Graph Property based Predictor and Likelihood Estimator

Liam Childs, Zoran Nikoloski, Patrick May, Dirk Walther

Documentation

Overview
Graphs are abstract representations of relationships between entities. Through a set of instructions, they are able to convert relationships into nodes and edges. GraPPLE (originally: The RNA sorting hat) leverages the information available from graph properties and the predictive power of support vector machines (SVMs) to classify potential RNA sequences as functional/non-functional and into 1 of 46 Rfam families. In short, GraPPLE predicts the potential function of an ncRNA sequence.
Usage
Either enter your sequence into the textbox or upload a sequence file. Multiline raw sequences are accepted as well as multiple sequence FASTA files. This tool is also available as a web service.
Results
The results will tell you whether we predict your sequence to be functional or not, what Rfam family it is predicted to have and the p-score associated with the predictions. We also tell you how confident we are that the results are correct (high/medium/low). The p-scores are values in the range [0,1] and the sequence gets a p-score for each family. The sum of all p-scores is equal to 1. We show the p-score for the classified family. Our confidence is based on the Shannon entropy of the p-scores. An entropy less than 1.5 is considered high, between 1.5 and 2.0 medium and greater than 2.0 low.
Converting RNA sequences to graph properties
There are a couple steps involved.
  1. Fold the RNA. This is achieved using RNAfold, available in the ViennaRNA package, which was developed by Ivo Hofackers group in Vienna, Austria.
  2. Convert the structure into a graph and calculate the graph properties. This is done using various algorithms developed in-house using the R statistics package.
Creating the SVMs
The SVMs are created using libsvm, a set of SVM tools. To acheive the high accuracies we take the following steps.
  1. Scale the datasets. The values for each feature (graph property) are scaled between -1 and 1. This prevents features with greater numerical ranges from dominating those with smaller ranges.
  2. Train using RBF kernel. The radial basis function kernel is able to find non-linear relationships between the Rfam families and the graph properties.
These steps are recommended in the "A Practical Guide To Support Vector Classification" available from the libsvm package.
Data used in the SVMs
The work done here is covered by our paper, "ncRNA prediction and classification using graph properties". Please refer to the paper for a more in-depth description of our experimental approach. However, very briefly here:
  1. Download Rfam.
  2. Create non-functional set. Here we shuffle all the sequences using uShuffle, which allows us to preserve di-nucleotide sequences whilst shuffling.
  3. Create super-families. For families which are smaller than 200 sequences, we try to group them into super-families using Rfam annotation. This creates the super-families CD-BOX, HACA-BOX, IRES, MIRNA, RIBOSWITCH and RIBOZYME.
  4. Train the SVMs. For the SVM which classified functional vs. non-functional, we selected 400 random sequences from the Rfam sequences and 400 from the shuffled sequences. For Rfam family classification we select 200 random sequences from each family/super-family.
  5. Cheat using BLAST. Although the accuracies of the SVMs and BLAST alone are already very high, we found that by combining the two we were able to further improve the accuracy of the method.

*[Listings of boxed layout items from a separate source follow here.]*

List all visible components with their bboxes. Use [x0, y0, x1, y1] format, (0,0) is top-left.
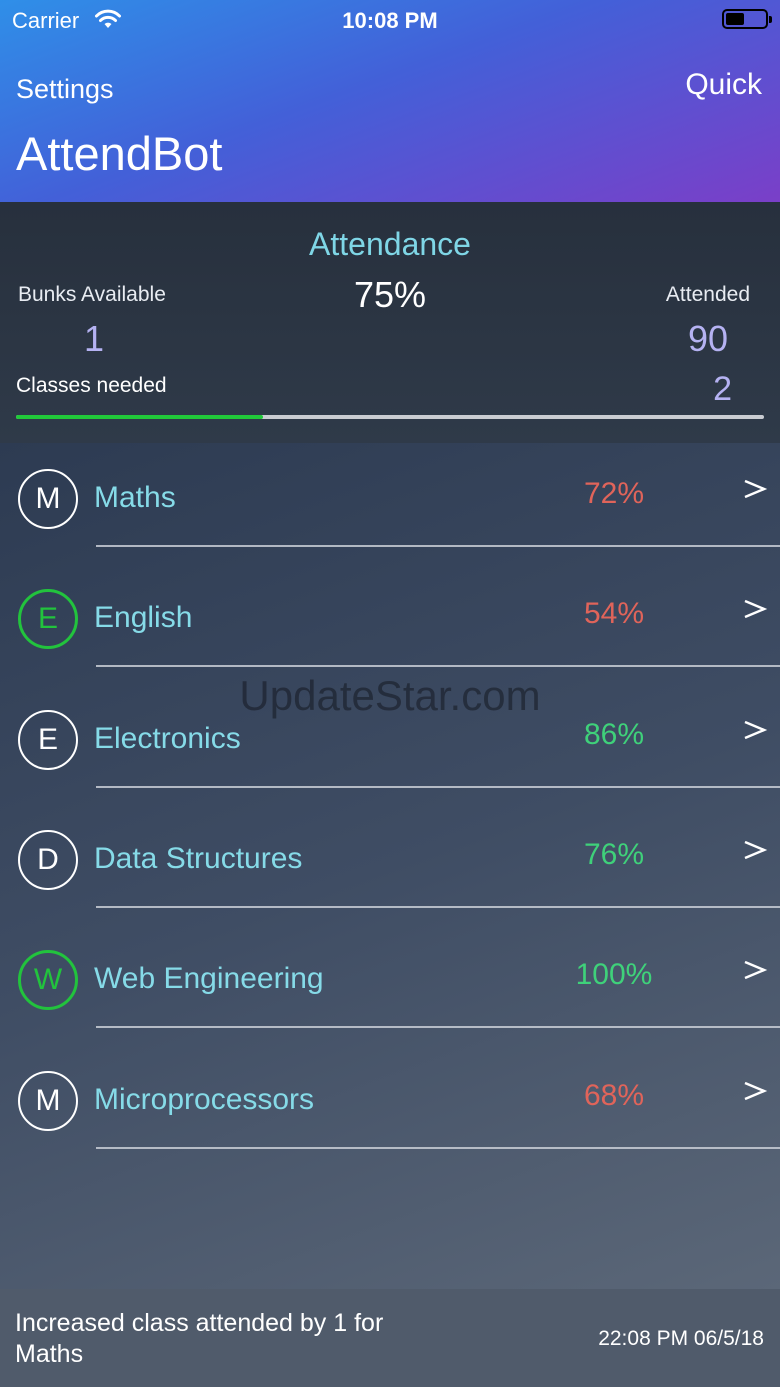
subject-avatar: W: [18, 950, 78, 1010]
attendance-label: Attendance: [309, 226, 471, 262]
row-divider: [96, 545, 780, 547]
classes-needed-value: 2: [713, 370, 732, 408]
attendance-summary: Attendance 75% Bunks Available 1 Attende…: [0, 202, 780, 443]
page-title: AttendBot: [16, 127, 223, 180]
subject-percent: 68%: [583, 1079, 645, 1112]
subject-percent: 76%: [583, 838, 645, 871]
subject-name: Maths: [94, 481, 176, 514]
subject-row-web-engineering[interactable]: W Web Engineering 100%: [0, 924, 780, 1044]
progress-fill: [16, 415, 263, 419]
subject-percent: 86%: [583, 718, 645, 751]
subject-name: English: [94, 601, 193, 634]
row-divider: [96, 665, 780, 667]
attended-label: Attended: [665, 283, 750, 306]
chevron-right-icon: [744, 960, 768, 980]
subject-name: Web Engineering: [94, 962, 324, 995]
subject-row-microprocessors[interactable]: M Microprocessors 68%: [0, 1045, 780, 1165]
chevron-right-icon: [744, 840, 768, 860]
quick-button[interactable]: Quick: [685, 68, 762, 102]
chevron-right-icon: [744, 599, 768, 619]
watermark: UpdateStar.com: [239, 672, 541, 719]
attendance-progress-bar: [16, 415, 764, 419]
status-bar: Carrier 10:08 PM: [0, 0, 780, 40]
classes-needed-label: Classes needed: [16, 374, 167, 397]
subject-name: Microprocessors: [94, 1083, 315, 1116]
row-divider: [96, 906, 780, 908]
row-divider: [96, 1026, 780, 1028]
settings-button[interactable]: Settings: [16, 74, 114, 105]
subject-percent: 72%: [583, 477, 645, 510]
chevron-right-icon: [744, 720, 768, 740]
row-divider: [96, 1147, 780, 1149]
subject-avatar: M: [18, 469, 78, 529]
battery-icon: [722, 9, 772, 29]
bunks-available-label: Bunks Available: [18, 283, 166, 306]
header: Carrier 10:08 PM Settings Quick AttendBo…: [0, 0, 780, 202]
subject-percent: 100%: [575, 958, 653, 991]
attended-value: 90: [687, 318, 728, 359]
subject-avatar: M: [18, 1071, 78, 1131]
activity-timestamp: 22:08 PM 06/5/18: [598, 1327, 764, 1350]
chevron-right-icon: [744, 1081, 768, 1101]
chevron-right-icon: [744, 479, 768, 499]
activity-footer: Increased class attended by 1 for Maths …: [0, 1289, 780, 1387]
subject-name: Electronics: [94, 722, 241, 755]
status-time: 10:08 PM: [342, 8, 438, 33]
subject-row-maths[interactable]: M Maths 72%: [0, 443, 780, 563]
subject-name: Data Structures: [94, 842, 303, 875]
row-divider: [96, 786, 780, 788]
subject-avatar: D: [18, 830, 78, 890]
activity-message: Increased class attended by 1 for Maths: [15, 1309, 384, 1368]
subject-list: M Maths 72% E English 54% E Electronics …: [0, 443, 780, 1289]
subject-avatar: E: [18, 589, 78, 649]
bunks-available-value: 1: [84, 318, 105, 359]
subject-percent: 54%: [583, 597, 645, 630]
subject-row-data-structures[interactable]: D Data Structures 76%: [0, 804, 780, 924]
subject-row-english[interactable]: E English 54%: [0, 563, 780, 683]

By using both BLAST and SVMs, we cover families with high conservation and families with low conservation but similar structures.
The training sets
Functional vs. non-functional: 400 functional and 400 non-functional sequences. SVM method
Rfam family classification: 200 sequences from 46 families. Combined SVM/BLAST method
Program versions
libsvm-2.88
WUBlast 2.0
Vienna RNA Package 1.7.2
uShuffle
Programmatic Access
GraPPLE is accessible using the ZSI python library. A sample client file is available here. Sequences are passed as a list of (Accession, Sequence, Structure) tuples. If either the accession or the structure is not known, an empty string will suffice.